To my surprise this program compiles in both MSCV and GCC:

class A
{
public:
  int add() { return 0; }
  template<typename T>
  T add() { return T(); }
};

int main() { 
  A a;
  a.add();
  a.add<int>();
  return 0; 
}

Obviously, due to the fact that the type of the templated method cannot be deduced and needs to be explicitly stated, so the situation isn't ambigious - still it seems a bit shady - if it were a non-templated method that would be obviously incorrect.
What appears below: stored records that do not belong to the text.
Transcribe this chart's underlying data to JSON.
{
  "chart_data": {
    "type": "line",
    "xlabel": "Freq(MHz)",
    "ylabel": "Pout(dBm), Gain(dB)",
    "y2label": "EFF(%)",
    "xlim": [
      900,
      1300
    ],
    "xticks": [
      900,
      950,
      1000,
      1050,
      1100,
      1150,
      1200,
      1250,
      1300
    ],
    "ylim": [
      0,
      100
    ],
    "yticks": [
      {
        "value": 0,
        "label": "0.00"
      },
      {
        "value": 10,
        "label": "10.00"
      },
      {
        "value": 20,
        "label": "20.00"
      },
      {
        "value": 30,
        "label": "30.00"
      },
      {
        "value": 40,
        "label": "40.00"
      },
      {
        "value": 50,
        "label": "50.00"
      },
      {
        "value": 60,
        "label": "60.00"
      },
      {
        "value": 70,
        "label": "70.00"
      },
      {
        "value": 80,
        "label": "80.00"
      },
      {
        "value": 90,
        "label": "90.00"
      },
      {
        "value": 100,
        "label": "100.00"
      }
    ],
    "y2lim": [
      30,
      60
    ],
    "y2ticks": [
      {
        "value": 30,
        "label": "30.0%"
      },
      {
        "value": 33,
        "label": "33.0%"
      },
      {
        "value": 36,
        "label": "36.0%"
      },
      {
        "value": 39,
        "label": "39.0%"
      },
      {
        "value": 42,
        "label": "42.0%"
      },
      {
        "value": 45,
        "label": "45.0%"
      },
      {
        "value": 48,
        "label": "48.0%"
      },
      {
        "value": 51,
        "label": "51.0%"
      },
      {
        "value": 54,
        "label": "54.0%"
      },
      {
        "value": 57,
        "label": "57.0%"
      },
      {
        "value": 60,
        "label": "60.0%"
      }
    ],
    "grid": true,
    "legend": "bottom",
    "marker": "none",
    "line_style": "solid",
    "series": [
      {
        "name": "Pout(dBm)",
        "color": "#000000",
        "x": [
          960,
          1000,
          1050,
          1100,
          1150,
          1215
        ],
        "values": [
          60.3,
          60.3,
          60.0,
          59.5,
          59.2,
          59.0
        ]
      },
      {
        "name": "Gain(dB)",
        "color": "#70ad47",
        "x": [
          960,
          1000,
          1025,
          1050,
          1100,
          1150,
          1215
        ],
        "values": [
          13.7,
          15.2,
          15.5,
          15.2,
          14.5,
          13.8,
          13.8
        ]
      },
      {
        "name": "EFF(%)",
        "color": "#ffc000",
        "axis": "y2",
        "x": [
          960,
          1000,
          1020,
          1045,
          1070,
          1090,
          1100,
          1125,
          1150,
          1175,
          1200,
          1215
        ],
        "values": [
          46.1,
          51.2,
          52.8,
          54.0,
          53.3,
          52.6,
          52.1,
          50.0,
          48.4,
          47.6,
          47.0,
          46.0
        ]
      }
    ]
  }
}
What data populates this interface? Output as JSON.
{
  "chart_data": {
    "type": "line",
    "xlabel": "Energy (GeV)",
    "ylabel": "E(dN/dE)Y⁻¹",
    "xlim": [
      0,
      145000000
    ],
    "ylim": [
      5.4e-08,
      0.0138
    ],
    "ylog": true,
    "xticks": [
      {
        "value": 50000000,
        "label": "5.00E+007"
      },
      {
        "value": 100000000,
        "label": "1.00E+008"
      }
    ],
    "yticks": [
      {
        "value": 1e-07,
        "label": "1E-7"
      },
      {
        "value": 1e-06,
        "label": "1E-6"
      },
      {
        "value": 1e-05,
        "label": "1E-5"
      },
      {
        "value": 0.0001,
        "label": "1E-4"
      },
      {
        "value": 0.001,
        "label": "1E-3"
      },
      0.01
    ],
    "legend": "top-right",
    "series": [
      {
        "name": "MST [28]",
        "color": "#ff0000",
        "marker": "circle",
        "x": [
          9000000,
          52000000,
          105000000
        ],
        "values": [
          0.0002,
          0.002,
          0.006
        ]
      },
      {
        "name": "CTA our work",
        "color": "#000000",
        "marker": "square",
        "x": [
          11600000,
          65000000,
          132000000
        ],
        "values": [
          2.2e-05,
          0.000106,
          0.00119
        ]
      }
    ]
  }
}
I've tried googling and looking through the last draft of the standard, but couldn't find the answer - is same naming of a template method and a normal method that only differ by return type legal in C++, or are the compilers just being permissive?

like image 802
Kornel Kisielewicz Avatar asked May 31 '13 20:05

Kornel Kisielewicz


1 Answers

This has always been legal C++.

14.5.6/2:

A function template can be overloaded with other function templates and with normal (non-template) functions. A normal function is not related to a function template (i.e., it is never considered to be a specialization), even if it has the same name and type as a potentially generated function template specialization.

When using the "template-id" syntax like add<int>, only template functions with enough template parameters are considered. So a.add<int>() doesn't even look at whether the non-template add matches.

When an identifier names both a plain function and a function template, the compiler will try to deduce template arguments for the function template to get a template function specialization. Then all plain functions and all template function specializations are compared by the usual function overload logic. [See 13.3.1/7.]

In your example, the call a.add() can't deduce the template argument T for the template version. So the only viable function is the non-template overload.

There's also another rule that comes up in a similar situation: if a non-template function and a template function specialization would otherwise be an ambiguous overload, the non-template function wins. [This rule is in section 13.3.3, in the middle of the definition of what makes one function better than another for a given set of arguments.]

class B
{
public:
  int f(int n) { return n+1; }

  template<typename T>
  T f(T n) { return n; }
};

int main() {
  B b;
  b.f(1);       // both are viable, non-template wins
  b.f<int>(1);  // only the template is viable
  return 0;
}

This makes sense because the template can still be used by other specializations, or by explicitly using the <angle brackets>. So overloading a function template with a non-template function is sort of like adding an explicit specialization, but with fewer headaches.